Flash Fiction by Boyd Blackwood
An avid insomniac Internet fact-hunter, he learned how two Dutch security geniuses hacked a way to open S•••••-brand RFID-based keycard locks covertly. The S••••• system is used in three million doors in 13,000 properties in 131 countries.
Including this mid-range mid-western Ramada where now, six floors below him in the ballroom, his 20-year high school reunion is at the embarrassing stage – 175 near-40s trying to drink, dope, and medicate themselves two decades younger to the stylings of an 80s-tribute hair band.
He cracks the encryption of his room’s keycard with the RFID read-write device he bought online for $300. Then he rewrites two cards he palmed from the front desk card return basket.
The waiter’s jacket boosted from the kitchen is shoulder-snug, not ideal if he needs to fight or escape later but it’s go-time and it will have to do. He checks the name badge: “Manolo,” and allows himself a smile – that was one name his desperately partying classmates did not call him back in the day.

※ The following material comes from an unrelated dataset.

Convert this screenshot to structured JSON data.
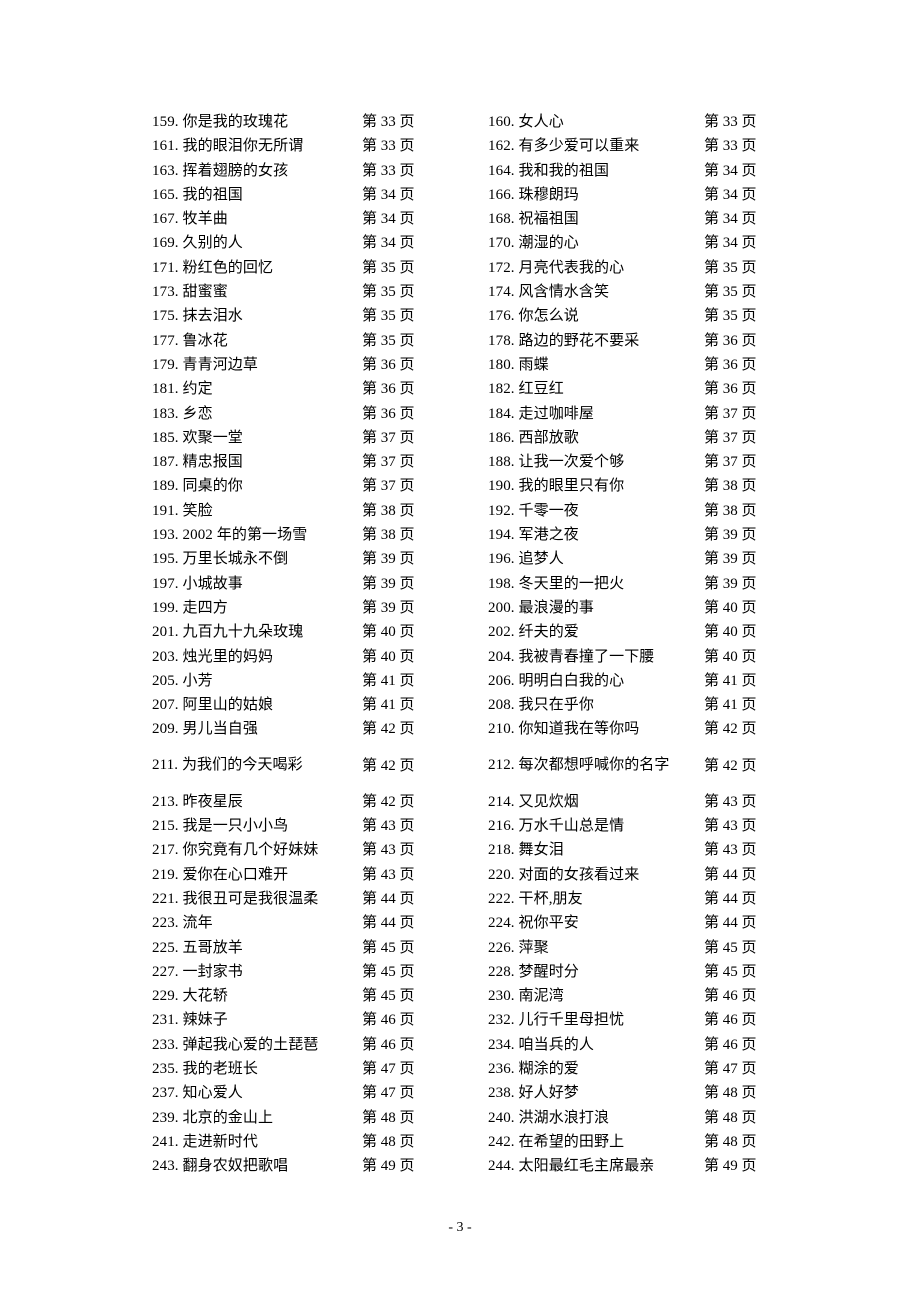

“Nerd,” “Loser,” “Doofus,” “Dweeb,” and “Dickweed” they called him. “Fart-breath,” and “panty-sniffer” were at least marginally creative.
But the one time they ever named him something positive hurt the worst. They featured him in the Honors Section when the school yearbook was published. Using the most unflattering picture they could find, they labeled him “Most Likely to Succeed.”
Of course, few in his class thought he would succeed, the poor scholarship kid from the wrong part of town, bookish and socially awkward. This was their last joke – something for his “permanent record,” in a volume his classmates would cherish and refer to all their lives. The party organizers even printed the title and picture on his reunion name tag.
Screw that. Tonight, his name tag says Manolo.
The room service meal delivered earlier is cold; he scrapes congealed rigatoni into the toilet in flushable chunks and returns the metal plate cover to the cloth-draped cart. Checking the list lifted from the committee table, he shrugs into Manolo’s white jacket, rolls the cart into the hallway, and heads for the elevator.
On three, he steers the cart to 334, Patti Noonan’s room. He knew she was miles out of his league when he asked her to the prom, but he had admired her mutely for so long he had to ask before he lost his last chance. He was prepared to hear “no,” he wasn’t prepared for her laugh that echoed through the school hallway, causing people to look.
Turns out, he learned at the pre-dance mixer, Patti is divorced from a Montana land baron twice her age. From the size of the square-cut emerald on her newly freed ring finger, she made out fine in the settlement.
He scans the hallway. All clear, everyone downstairs getting loaded and hearing impaired. He taps one card on the lock and it rewrites a segment of the lock’s code. Tapping the lock with the second card, he’s in.
Damn, look at the mess, he thinks, clothes, shoes, and makeup everywhere. It’s supposed to be casual tonight, why such effort? Tomorrow is the big formal affair, when she’ll want to impress with the rest of her jewelry.
As sloppy as she seems, she may have left the good stuff in one of the dresser drawers. If not, he checked the safe in his room. The hotel’s reset code is the ubiquitous all-zeroes.
Five minutes here, he estimates, then to Robert Rombard’s room, dumb jock bully. Big now in his father’s wholesale liquor business, intel says he throws around beaucoup cash. Let’s see what might be in his safe up on five.
Firearms, high-ticket electronics, $500 sneakers – fascinating what people pack when they travel.
Rolling the cart to the elevator with Patti’s necklaces, earrings, and bracelets safe under the food cover, he figures he’ll most likely succeed in looting six to eight rooms before the dance ends and the fools stagger out.